Он не знал, что же делать в создавшемся глупейшем положении, и злился.
— Ладно, не будем сейчас ломать голову. Я сам все улажу. Повезу его обратно и по дороге напрямую спрошу: так, мол, и так, сколько вам за труды? Мне с ним детей не крестить! — Чтобы как-то успокоить мать, Жильцов велел ей пососать валидол. Трубочка с валидолом у него всегда была при себе.
Наконец дверь отворилась. Священник вышел из спальни уже не такой уверенный и всезнающий, каким вошел. Он словно был чем-то ошеломлен и обескуражен.
— Все? — спросил Жильцов слишком громко.
Старичок вздрогнул:
— Что все?
— Поговорили? — уточнил Жильцов.
— Да, да… — Старичок заоглядывался в растерянности. — Я готов ехать. Если вы, конечно, сможете меня отвезти.
— Обязательно отвезу! Вот только погляжу, как там отец.
Жильцов направился к двери, но священник удержал его белой костлявой рукой.

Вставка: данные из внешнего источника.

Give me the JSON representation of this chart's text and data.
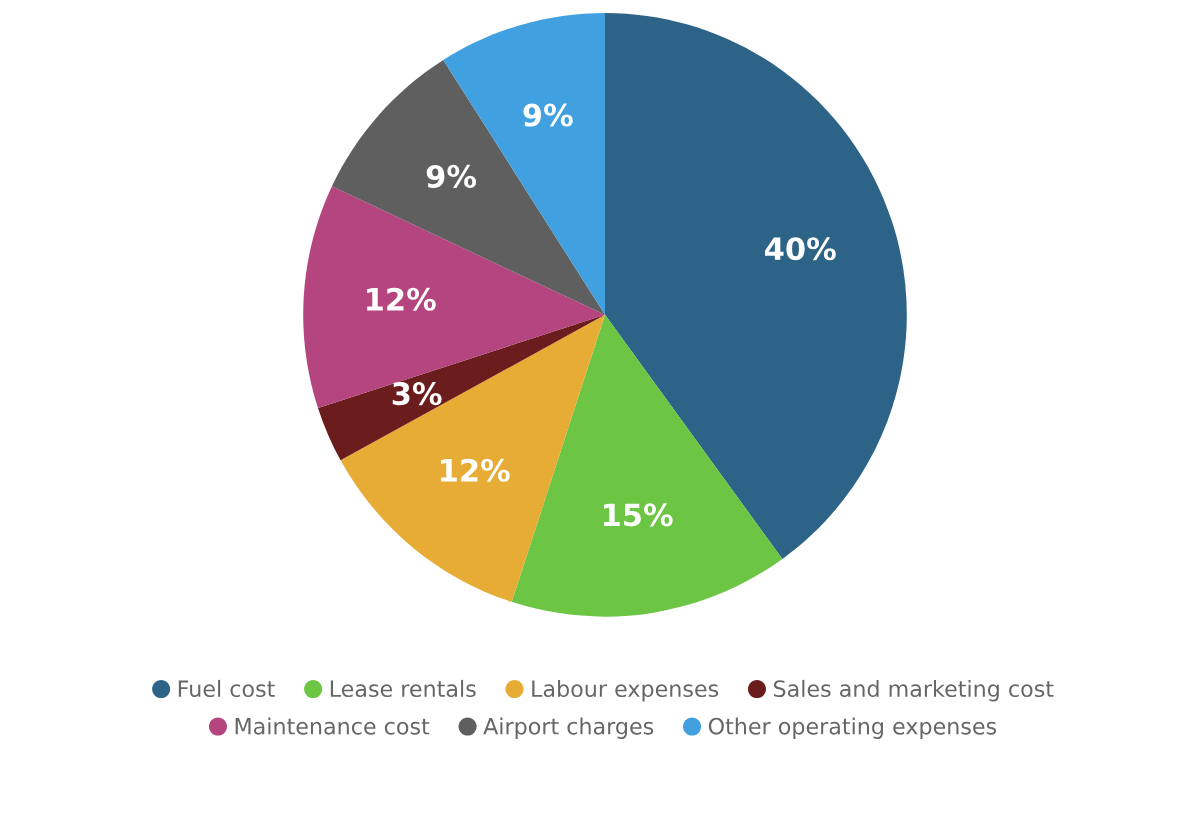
{
  "chart_data": {
    "type": "pie",
    "categories": [
      "Fuel cost",
      "Lease rentals",
      "Labour expenses",
      "Sales and marketing cost",
      "Maintenance cost",
      "Airport charges",
      "Other operating expenses"
    ],
    "values": [
      40,
      15,
      12,
      3,
      12,
      9,
      9
    ],
    "colors": [
      "#2e6388",
      "#6cc644",
      "#e6ac35",
      "#6b1d1d",
      "#b5457f",
      "#5f5f5f",
      "#41a0e0"
    ],
    "value_labels": [
      "40%",
      "15%",
      "12%",
      "3%",
      "12%",
      "9%",
      "9%"
    ],
    "legend": "bottom"
  }
}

— Не советую вам сейчас беспокоить отца. Он себя чувствует вполне удовлетворительно. То есть физически удовлетворительно. Кризис миновал. Однако духовное состояние… — Старичок скорбно затряс головой. — К сожалению, я не смог снять тяжести с его души. Верующий верует, неверующий сомневается. Вряд ли вашему отцу требуется сейчас медицинская помощь. Душа человека, страждущая душа, не в компетенции врача. — Старичок, казалось, продолжал с кем-то неуступчиво спорить. Седые спиральки поднялись, окружили его лицо ветхим, дырявым сиянием.
— Что ж! — сказал Жильцов. — Поехали?
Весь большой дом по-прежнему спокойно спал. Слышно было, в коридорах и переходах, как дышит дом — глубоко и спокойно.
— Сколько у вашего отца правнуков? — спросил священник.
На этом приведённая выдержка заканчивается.